Now a second woman is making a similar complaint. At a press conference in New York on Monday, 29-year-old Lauren Odes alleged that her bosses at Native Intimates, a lingerie wholesaler in Midtown Manhattan, fired her for being too attractive. The trouble began soon after she started the job in April, her lawyer Gloria Allred said. (Allred, who seems to appear magically with a podium and microphone whenever someone levels a high-profile gender-discrimination complaint, also represented Lorenzana for a short time.) Odes’s job was data entry and shipping samples to customers. On her second day, Allred said, Odes wore a dress to work that was “neither revealing nor inappropriate and would be acceptable in nearly any office setting.” Odes claims she was pulled aside by her supervisors, who told her that the owner, who is an Orthodox Jew, had complained she was drawing attention to herself and should not wear the outfit for her own safety. She said she was told to dress differently and wear an alternate lipstick, even though Odes was wearing only clear lip balm. The supervisor then allegedly told Odes that she was “just too hot for this office. Maybe you should wear your boyfriend’s T-shirt and sweat pants.”

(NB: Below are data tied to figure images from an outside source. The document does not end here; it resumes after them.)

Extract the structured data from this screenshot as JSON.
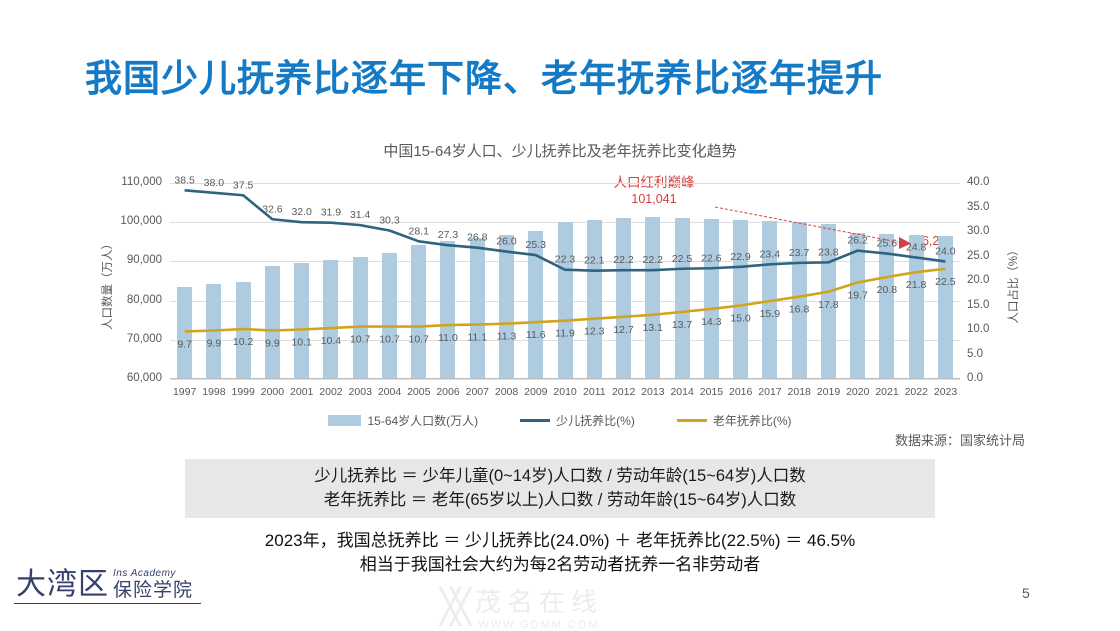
{
  "slide": {
    "title": "我国少儿抚养比逐年下降、老年抚养比逐年提升",
    "page_number": "5"
  },
  "chart": {
    "title": "中国15-64岁人口、少儿抚养比及老年抚养比变化趋势",
    "left_axis": {
      "title": "人口数量（万人）",
      "ticks": [
        "110,000",
        "100,000",
        "90,000",
        "80,000",
        "70,000",
        "60,000"
      ]
    },
    "right_axis": {
      "title": "人口占比（%）",
      "ticks": [
        "40.0",
        "35.0",
        "30.0",
        "25.0",
        "20.0",
        "15.0",
        "10.0",
        "5.0",
        "0.0"
      ]
    },
    "annotation": {
      "label": "人口红利巅峰",
      "peak_value": "101,041",
      "end_value": "96,228",
      "color": "#D43F3F"
    },
    "legend": [
      {
        "label": "15-64岁人口数(万人)",
        "type": "bar",
        "color": "#AECBDF"
      },
      {
        "label": "少儿抚养比(%)",
        "type": "line",
        "color": "#2F6380"
      },
      {
        "label": "老年抚养比(%)",
        "type": "line",
        "color": "#D2A41D"
      }
    ],
    "source": "数据来源：国家统计局"
  },
  "chart_data": {
    "type": "bar",
    "categories": [
      "1997",
      "1998",
      "1999",
      "2000",
      "2001",
      "2002",
      "2003",
      "2004",
      "2005",
      "2006",
      "2007",
      "2008",
      "2009",
      "2010",
      "2011",
      "2012",
      "2013",
      "2014",
      "2015",
      "2016",
      "2017",
      "2018",
      "2019",
      "2020",
      "2021",
      "2022",
      "2023"
    ],
    "series": [
      {
        "name": "15-64岁人口数(万人)",
        "type": "bar",
        "axis": "left",
        "color": "#AECBDF",
        "values": [
          83100,
          83900,
          84600,
          88700,
          89400,
          90200,
          90900,
          91900,
          94000,
          95000,
          95700,
          96600,
          97500,
          99900,
          100300,
          100700,
          101041,
          100800,
          100600,
          100300,
          100100,
          99800,
          99400,
          97000,
          96700,
          96450,
          96228
        ]
      },
      {
        "name": "少儿抚养比(%)",
        "type": "line",
        "axis": "right",
        "color": "#2F6380",
        "values": [
          38.5,
          38.0,
          37.5,
          32.6,
          32.0,
          31.9,
          31.4,
          30.3,
          28.1,
          27.3,
          26.8,
          26.0,
          25.3,
          22.3,
          22.1,
          22.2,
          22.2,
          22.5,
          22.6,
          22.9,
          23.4,
          23.7,
          23.8,
          26.2,
          25.6,
          24.8,
          24.0
        ]
      },
      {
        "name": "老年抚养比(%)",
        "type": "line",
        "axis": "right",
        "color": "#D2A41D",
        "values": [
          9.7,
          9.9,
          10.2,
          9.9,
          10.1,
          10.4,
          10.7,
          10.7,
          10.7,
          11.0,
          11.1,
          11.3,
          11.6,
          11.9,
          12.3,
          12.7,
          13.1,
          13.7,
          14.3,
          15.0,
          15.9,
          16.8,
          17.8,
          19.7,
          20.8,
          21.8,
          22.5
        ]
      }
    ],
    "title": "中国15-64岁人口、少儿抚养比及老年抚养比变化趋势",
    "xlabel": "",
    "ylabel_left": "人口数量（万人）",
    "ylabel_right": "人口占比（%）",
    "left_ylim": [
      60000,
      110000
    ],
    "right_ylim": [
      0,
      40
    ],
    "grid": true,
    "legend_position": "bottom"
  },
  "definitions": {
    "line1": "少儿抚养比 ＝ 少年儿童(0~14岁)人口数 / 劳动年龄(15~64岁)人口数",
    "line2": "老年抚养比 ＝ 老年(65岁以上)人口数 / 劳动年龄(15~64岁)人口数"
  },
  "summary": {
    "line1": "2023年，我国总抚养比 ＝ 少儿抚养比(24.0%) ＋ 老年抚养比(22.5%) ＝ 46.5%",
    "line2": "相当于我国社会大约为每2名劳动者抚养一名非劳动者"
  },
  "logo": {
    "zh_big": "大湾区",
    "zh_small": "保险学院",
    "en": "Ins Academy"
  },
  "watermark": {
    "zh": "茂名在线",
    "url": "WWW.GDMM.COM"
  }
}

Things only got worse from there, she claims. The following day, Odes wore a gray T-shirt over black leggings. She said the supervisor told her it wasn’t good enough for the owner. He allegedly suggested that she tape her breasts down to make them appear smaller. The following day, Odes wore a black dress that fell to her knees, along with stockings and tall boots. The supervisor complained, handed her an oversized red bathrobe from a sample rack, and suggested she wear it over her clothes. Odes says she broke down crying and went across the street to buy a new sweater. While she was out, she says, her boss called her cell phone and fired her.

Native Intimates did not respond to a request for comment.

Odes has filed a complaint with the U.S. Equal Employment Opportunity Commission. She could be in for a long wait. The EEOC has six months to weigh in on her complaint. At that point, the agency could bring a case against the company. But it’s more likely that the EEOC will decline to go forward. The agency takes action only a small percentage of the time. Odes could bring a lawsuit on her own, in federal or state court. That could take at least another two years, and likely much longer.

And even if Odes prevails in court, she’d be unlikely to see much in the way of damages. She doesn’t claim that her employer asked her for sex or traumatized her with lewd photos, the kind of claims that tend to garner big payouts from juries.